Past Performance Details

3rd - 5th January 2020, Merton College Oxford

Visit Christmas Choral Music Recording for more details

Handel Samson, Dunedin Consort, Tiffin Boys' Choir, John Butt

Released November 2019

No one can accuse the Dunedin Consort of doing things by halves. For their new recording of Handel’s Samson (Linn), they are offering two complete versions of the oratorio, one on disc and one via download. The arias and recitatives remain the same, but the choruses are completely reworked, with a mixed choir on the discs (the soloists joined by the bright voices of the Tiffin Boys’ Choir) and a soloists-only ensemble on the download. I firmly prefer the tonal contrast and youthful freshness of the mixed choir, but it’s a luxury to have both.

Samson (1743) has always been popular among Handel’s great oratorios, maybe partly the story (with its fine text from Milton’s Samson Agonistes) is so well-known. But early on you begin to question whether the music stands up to Handel’s greatest works of the early 1740s, Messiah and L’Allegro, especially when it is recorded here with totally uncut recitatives. However, towards the end of Act 2, with the superb chorus Hear, Jacob’s God, it suddenly deepens, and Act 3 is a masterpiece.

John Butt directs with vigour: Joshua Ellicott could hardly be a more different Samson from the stentorian Jon Vickers of yesteryear, light and eloquent; Sophie Bevan is a sensual Delilah, while Dunedin regulars excel, including Matthew Brook, Fflur Wyn and Mary Bevan (who gets the famous final hit tune, Let the Bright Seraphim).

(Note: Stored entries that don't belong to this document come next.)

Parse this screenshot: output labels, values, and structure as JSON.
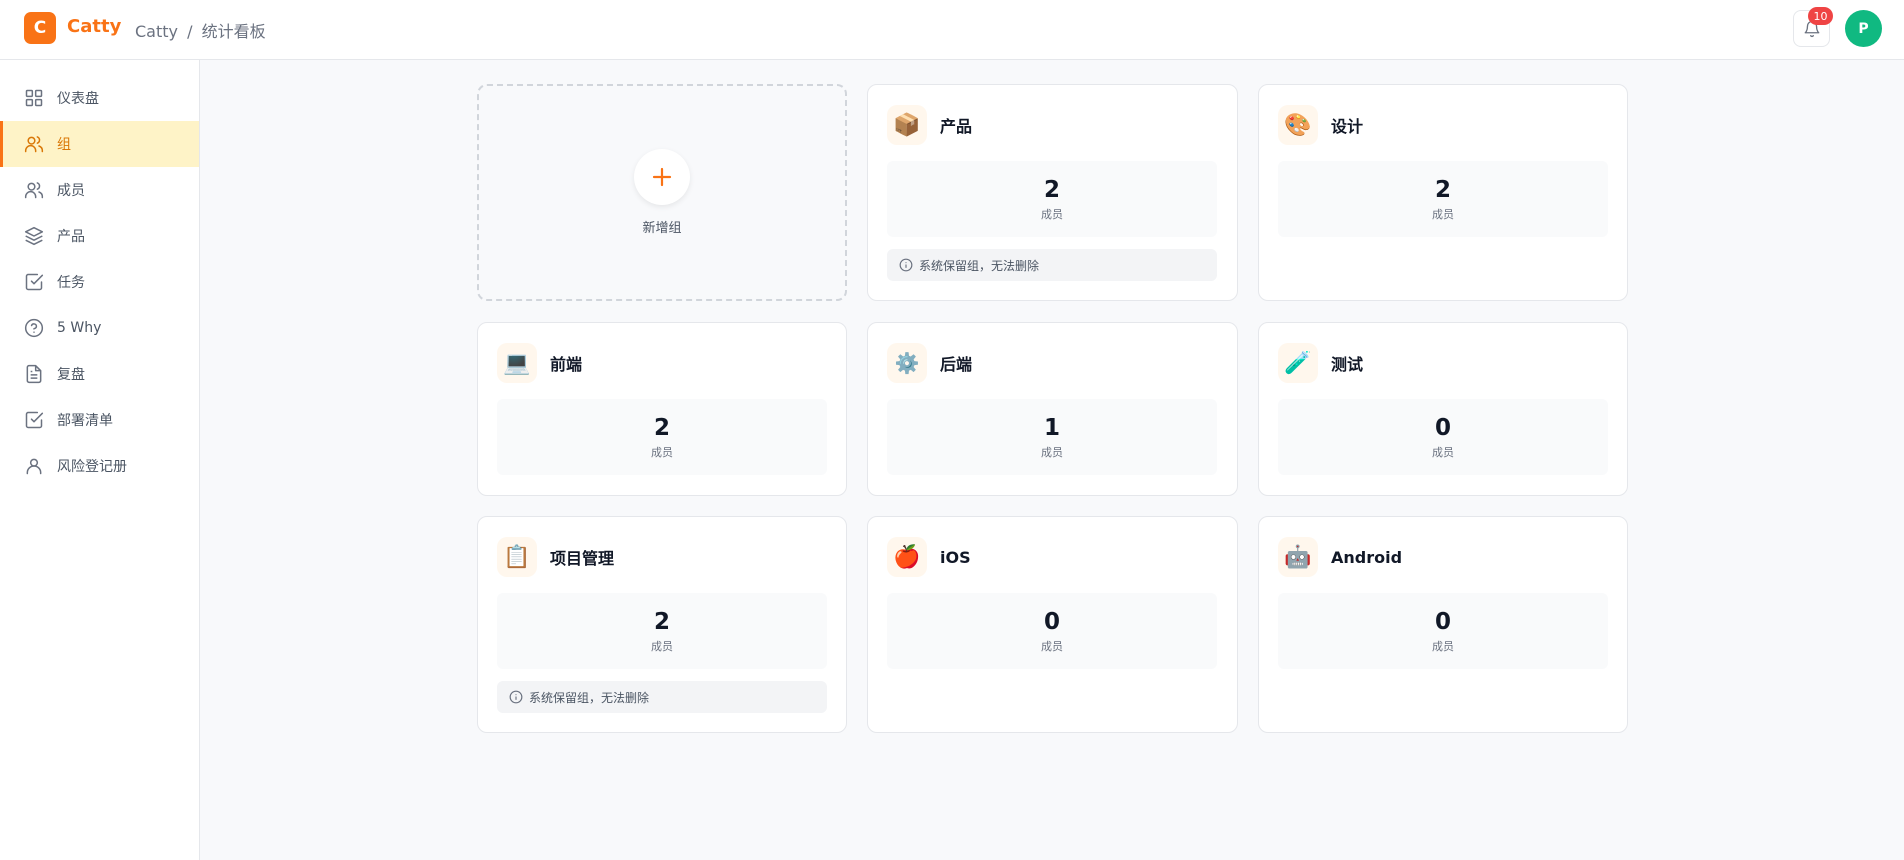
{
  "header": {
    "logo_letter": "C",
    "brand": "Catty",
    "breadcrumb_root": "Catty",
    "breadcrumb_sep": "/",
    "breadcrumb_current": "统计看板",
    "notification_count": "10",
    "avatar_initial": "P"
  },
  "sidebar": {
    "items": [
      {
        "label": "仪表盘",
        "icon": "grid-icon"
      },
      {
        "label": "组",
        "icon": "users-icon"
      },
      {
        "label": "成员",
        "icon": "users-icon"
      },
      {
        "label": "产品",
        "icon": "layers-icon"
      },
      {
        "label": "任务",
        "icon": "check-square-icon"
      },
      {
        "label": "5 Why",
        "icon": "help-circle-icon"
      },
      {
        "label": "复盘",
        "icon": "file-text-icon"
      },
      {
        "label": "部署清单",
        "icon": "check-square-icon"
      },
      {
        "label": "风险登记册",
        "icon": "user-icon"
      }
    ],
    "active_index": 1
  },
  "add_card": {
    "label": "新增组"
  },
  "member_label": "成员",
  "reserved_note": "系统保留组，无法删除",
  "groups": [
    {
      "name": "产品",
      "emoji": "📦",
      "members": "2",
      "reserved": true
    },
    {
      "name": "设计",
      "emoji": "🎨",
      "members": "2",
      "reserved": false
    },
    {
      "name": "前端",
      "emoji": "💻",
      "members": "2",
      "reserved": false
    },
    {
      "name": "后端",
      "emoji": "⚙️",
      "members": "1",
      "reserved": false
    },
    {
      "name": "测试",
      "emoji": "🧪",
      "members": "0",
      "reserved": false
    },
    {
      "name": "项目管理",
      "emoji": "📋",
      "members": "2",
      "reserved": true
    },
    {
      "name": "iOS",
      "emoji": "🍎",
      "members": "0",
      "reserved": false
    },
    {
      "name": "Android",
      "emoji": "🤖",
      "members": "0",
      "reserved": false
    }
  ],
  "colors": {
    "accent": "#f97316",
    "active_bg": "#fef3c7",
    "badge": "#ef4444",
    "avatar": "#10b981"
  }
}
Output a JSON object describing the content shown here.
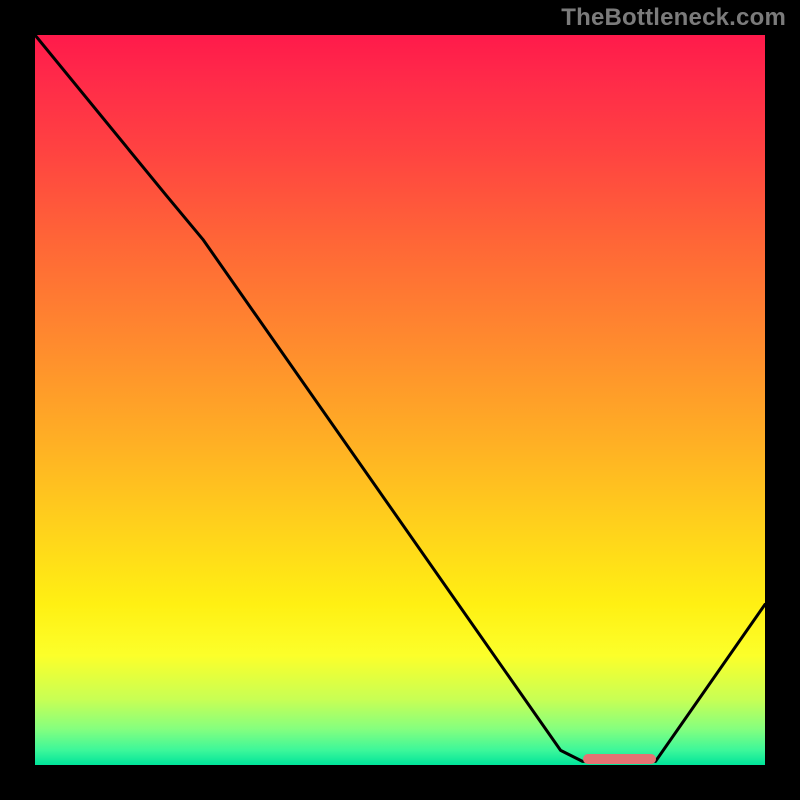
{
  "watermark": "TheBottleneck.com",
  "chart_data": {
    "type": "line",
    "x_range": [
      0,
      100
    ],
    "y_range": [
      0,
      100
    ],
    "curve": [
      {
        "x": 0,
        "y": 100
      },
      {
        "x": 18,
        "y": 78
      },
      {
        "x": 23,
        "y": 72
      },
      {
        "x": 72,
        "y": 2
      },
      {
        "x": 75,
        "y": 0.5
      },
      {
        "x": 85,
        "y": 0.5
      },
      {
        "x": 100,
        "y": 22
      }
    ],
    "marker": {
      "x_start": 75,
      "x_end": 85,
      "y": 0.8
    },
    "gradient_stops": [
      {
        "pos": 0,
        "color": "#ff1a4b"
      },
      {
        "pos": 50,
        "color": "#ffb024"
      },
      {
        "pos": 80,
        "color": "#fff013"
      },
      {
        "pos": 100,
        "color": "#00e49a"
      }
    ],
    "title": "",
    "xlabel": "",
    "ylabel": ""
  }
}
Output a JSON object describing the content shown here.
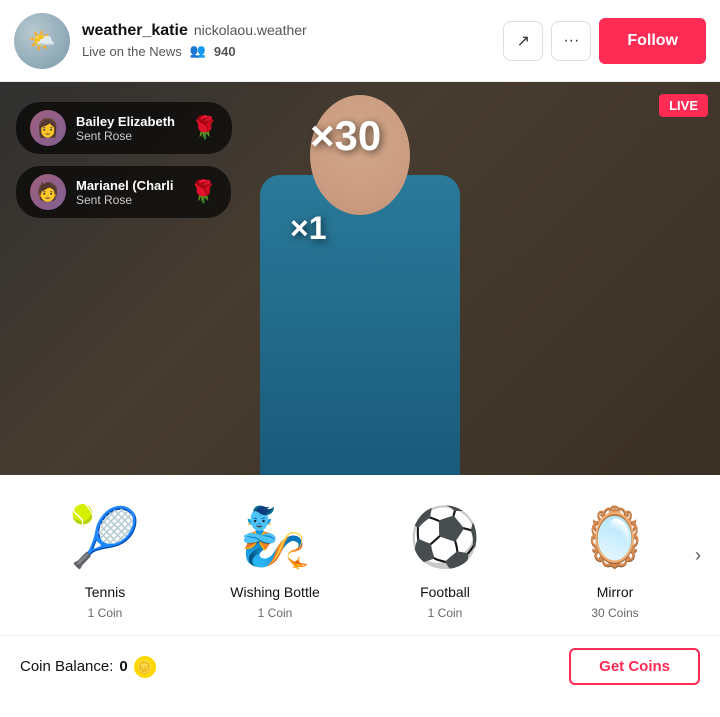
{
  "header": {
    "username": "weather_katie",
    "display_name": "nickolaou.weather",
    "live_label": "Live on the News",
    "viewers_icon": "👥",
    "viewer_count": "940",
    "share_icon": "↗",
    "more_icon": "•••",
    "follow_label": "Follow"
  },
  "video": {
    "live_badge": "LIVE",
    "multiplier_1": "×30",
    "multiplier_2": "×1",
    "notifications": [
      {
        "name": "Bailey Elizabeth",
        "action": "Sent Rose",
        "emoji": "🌹",
        "avatar_emoji": "🧑"
      },
      {
        "name": "Marianel (Charli",
        "action": "Sent Rose",
        "emoji": "🌹",
        "avatar_emoji": "🧑"
      }
    ]
  },
  "gifts": {
    "scroll_arrow": "›",
    "items": [
      {
        "name": "Tennis",
        "price": "1 Coin",
        "emoji": "🎾"
      },
      {
        "name": "Wishing Bottle",
        "price": "1 Coin",
        "emoji": "🧞"
      },
      {
        "name": "Football",
        "price": "1 Coin",
        "emoji": "⚽"
      },
      {
        "name": "Mirror",
        "price": "30 Coins",
        "emoji": "🪞"
      }
    ]
  },
  "footer": {
    "coin_balance_label": "Coin Balance:",
    "coin_amount": "0",
    "get_coins_label": "Get Coins"
  }
}
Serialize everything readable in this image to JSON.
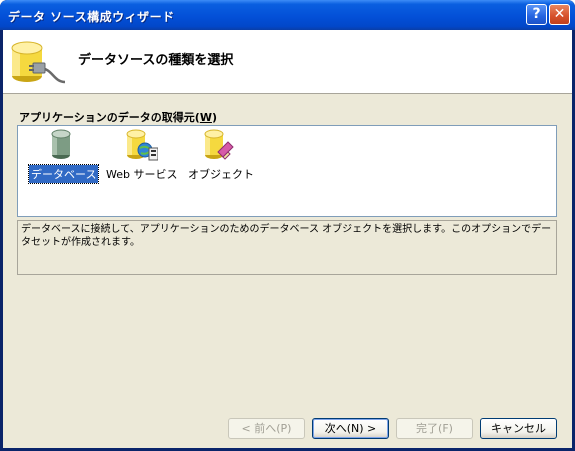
{
  "window": {
    "title": "データ ソース構成ウィザード",
    "help_glyph": "?",
    "close_glyph": "✕"
  },
  "header": {
    "title": "データソースの種類を選択",
    "icon": "database-plug-icon"
  },
  "source_section": {
    "label": "アプリケーションのデータの取得元(",
    "mnemonic": "W",
    "label_end": ")"
  },
  "types": [
    {
      "label": "データベース",
      "icon": "database-icon",
      "selected": true
    },
    {
      "label": "Web サービス",
      "icon": "web-service-icon",
      "selected": false
    },
    {
      "label": "オブジェクト",
      "icon": "object-icon",
      "selected": false
    }
  ],
  "description": "データベースに接続して、アプリケーションのためのデータベース オブジェクトを選択します。このオプションでデータセットが作成されます。",
  "buttons": {
    "back": "< 前へ(P)",
    "next": "次へ(N) >",
    "finish": "完了(F)",
    "cancel": "キャンセル"
  },
  "colors": {
    "titlebar": "#0350d8",
    "selection": "#316ac5",
    "dialog_bg": "#ece9d8"
  }
}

Nicholas Kenyon, The Guardian 17/11/2019

Tchaikovsky Queen of Spades

13/01/2019-01/02/2019, Royal Opera House

First seen at Dutch National Opera in 2016, this UK production has the matchless bonus of Antonio Pappano in the pit. The Royal Opera House orchestra blazes and caresses: agitated string attacks on the “three cards” motif; ferocious pizzicatos; woodwind curdling, yowling, seducing; brass sour and menacing. There is, too, top singing from the company’s enlarged chorus, further aided by Tiffin Children’s Choir and Boys’ Choir, confident and well drilled. How could anyone not want to witness such terrific music-making?

The Guardian 20/01/2019

Puccini La Boheme

26/11/2018-22/02/2019, English National Opera, London Coliseum

ENO On Top Form for Welcome Resurrection of Miller’s Popular La bohème

‘ENO’s Chorus and the children (from Tiffin School) were excellent and as good as you will hear anywhere’.

There was tremendous support both in voice and personality from Nicholas Lester’s Marcello, David Soar’s Colline (his ‘Coat Aria’ was wonderful sonorously) and Harewood Artist Božidar Smiljanic’s Schaunard. All three gave charismatic, nuanced and totally committed performances. Another Harewood Artist, Nadine Benjamin, was the chanteuse-like Musetta and was trying too hard to please on this first night and will probably relax more into her role as time goes on. What is not in doubt is the wonderful potential there is in her voice, not only for Puccini and Verdi, but dare I mention, Wagner later in her career should she wish it. ENO’s Chorus and the children (from Tiffin School) were excellent and as good as you will hear anywhere. Simon Butteriss completed the principal soloists and was on comical double duty as Benoît and Alcindoro. His Benoît – Rodolfo and Marcello’s lascivious landlord – might have been a scene-stealing tour de force had not those around him been such good actors too.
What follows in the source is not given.